Longitudinal fissure pterion surgical approach. A patient with ruptured multiple intracranial aneurysms and hemorrhage (Hunt-Hess grade IV). (A) CTA revealed a left posterior communicating artery aneurysm and an AcoA aneurysm. Lateral view showed a posteriorly projecting AcoA aneurysm and the left A2 posterior to the right A2 (indicated by the red arrow).

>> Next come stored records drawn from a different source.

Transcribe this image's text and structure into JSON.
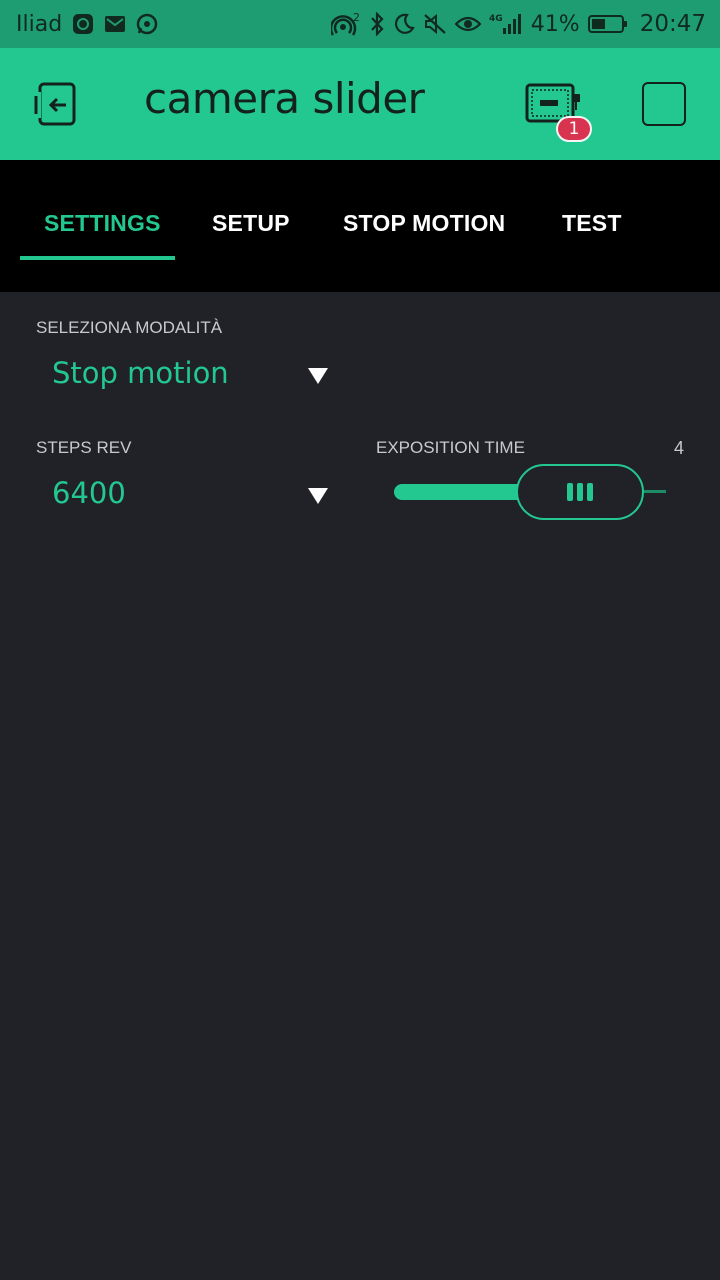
{
  "status_bar": {
    "carrier": "Iliad",
    "battery_percent": "41%",
    "time": "20:47",
    "network": "4G",
    "hotspot_superscript": "2",
    "icons": [
      "iliad-app-icon",
      "mail-icon",
      "whatsapp-icon",
      "hotspot-icon",
      "bluetooth-icon",
      "moon-icon",
      "mute-icon",
      "eye-icon",
      "signal-icon",
      "battery-icon"
    ]
  },
  "app_bar": {
    "title": "camera slider",
    "device_badge_count": "1"
  },
  "tabs": [
    {
      "label": "SETTINGS",
      "active": true
    },
    {
      "label": "SETUP",
      "active": false
    },
    {
      "label": "STOP MOTION",
      "active": false
    },
    {
      "label": "TEST",
      "active": false
    }
  ],
  "content": {
    "mode": {
      "label": "SELEZIONA MODALITÀ",
      "value": "Stop motion"
    },
    "steps": {
      "label": "STEPS REV",
      "value": "6400"
    },
    "exposition": {
      "label": "EXPOSITION TIME",
      "value": "4",
      "fill_fraction": 0.45
    }
  },
  "colors": {
    "accent": "#23c891",
    "status_bar": "#1e9d73",
    "background": "#212227",
    "tab_bar": "#000000",
    "badge": "#d8344f"
  }
}
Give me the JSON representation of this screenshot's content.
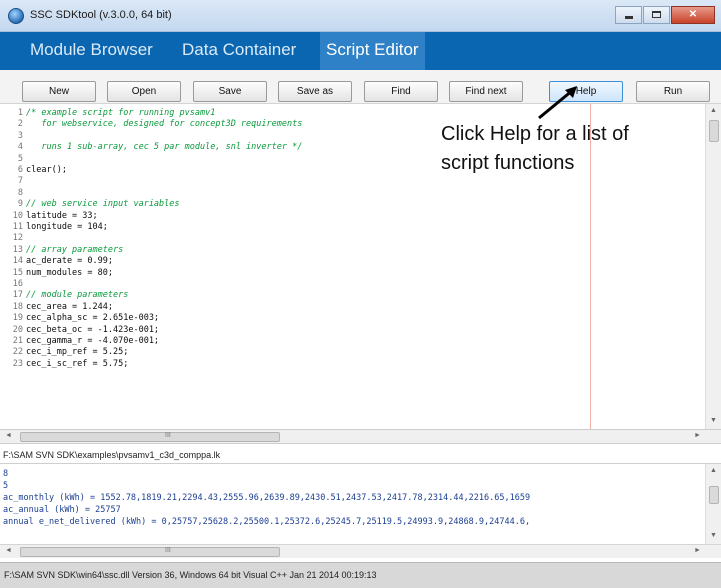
{
  "window": {
    "title": "SSC SDKtool (v.3.0.0, 64 bit)",
    "controls": {
      "minimize": "",
      "maximize": "",
      "close": "✕"
    }
  },
  "nav": {
    "tabs": [
      {
        "label": "Module Browser",
        "active": false
      },
      {
        "label": "Data Container",
        "active": false
      },
      {
        "label": "Script Editor",
        "active": true
      }
    ]
  },
  "toolbar": {
    "buttons": [
      "New",
      "Open",
      "Save",
      "Save as",
      "Find",
      "Find next",
      "Help",
      "Run"
    ]
  },
  "editor": {
    "lines": [
      {
        "n": "1",
        "text": "/* example script for running pvsamv1",
        "type": "comment"
      },
      {
        "n": "2",
        "text": "   for webservice, designed for concept3D requirements",
        "type": "comment"
      },
      {
        "n": "3",
        "text": "",
        "type": "comment"
      },
      {
        "n": "4",
        "text": "   runs 1 sub-array, cec 5 par module, snl inverter */",
        "type": "comment"
      },
      {
        "n": "5",
        "text": "",
        "type": "code"
      },
      {
        "n": "6",
        "text": "clear();",
        "type": "code"
      },
      {
        "n": "7",
        "text": "",
        "type": "code"
      },
      {
        "n": "8",
        "text": "",
        "type": "code"
      },
      {
        "n": "9",
        "text": "// web service input variables",
        "type": "comment"
      },
      {
        "n": "10",
        "text": "latitude = 33;",
        "type": "code"
      },
      {
        "n": "11",
        "text": "longitude = 104;",
        "type": "code"
      },
      {
        "n": "12",
        "text": "",
        "type": "code"
      },
      {
        "n": "13",
        "text": "// array parameters",
        "type": "comment"
      },
      {
        "n": "14",
        "text": "ac_derate = 0.99;",
        "type": "code"
      },
      {
        "n": "15",
        "text": "num_modules = 80;",
        "type": "code"
      },
      {
        "n": "16",
        "text": "",
        "type": "code"
      },
      {
        "n": "17",
        "text": "// module parameters",
        "type": "comment"
      },
      {
        "n": "18",
        "text": "cec_area = 1.244;",
        "type": "code"
      },
      {
        "n": "19",
        "text": "cec_alpha_sc = 2.651e-003;",
        "type": "code"
      },
      {
        "n": "20",
        "text": "cec_beta_oc = -1.423e-001;",
        "type": "code"
      },
      {
        "n": "21",
        "text": "cec_gamma_r = -4.070e-001;",
        "type": "code"
      },
      {
        "n": "22",
        "text": "cec_i_mp_ref = 5.25;",
        "type": "code"
      },
      {
        "n": "23",
        "text": "cec_i_sc_ref = 5.75;",
        "type": "code"
      }
    ]
  },
  "callout": {
    "text": "Click Help for a list of script functions"
  },
  "file_path": "F:\\SAM SVN SDK\\examples\\pvsamv1_c3d_comppa.lk",
  "output": {
    "lines": [
      "8",
      "5",
      "ac_monthly (kWh) = 1552.78,1819.21,2294.43,2555.96,2639.89,2430.51,2437.53,2417.78,2314.44,2216.65,1659",
      "ac_annual (kWh) = 25757",
      "annual e_net_delivered (kWh) = 0,25757,25628.2,25500.1,25372.6,25245.7,25119.5,24993.9,24868.9,24744.6,"
    ]
  },
  "status": "F:\\SAM SVN SDK\\win64\\ssc.dll Version 36, Windows 64 bit Visual C++ Jan 21 2014 00:19:13",
  "scroll": {
    "grip": "III",
    "up": "▲",
    "down": "▼",
    "left": "◄",
    "right": "►"
  }
}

The left longitudinal fissure pterional approach was selected for surgery. (B) Surgical incision and patient positioning. (C) Postoperative three-dimensional CT reconstruction indicated the size and location of the surgical bone window. (D) Postoperative CTA revealed complete clipping of the AcoA aneurysm and the left posterior communicating artery aneurysm, with no remnants and good vessel protection.

Figure 7

Selection of the operative side based on the anteroposterior relationship of the bilateral A2. (A) DSA after spontaneous subarachnoid hemorrhage showed superiorly projecting microanterior communicating aneurysms, the left A2 located anterior to the right A2, and the left side as the closed side; the right side should be selected as the operative side; (B) CTA examination after spontaneous subarachnoid hemorrhage showed a superiorly projecting AcoA aneurysm, the left A2 posterior to the right A2, and the left side as the open side; the left side should be selected as the operative side.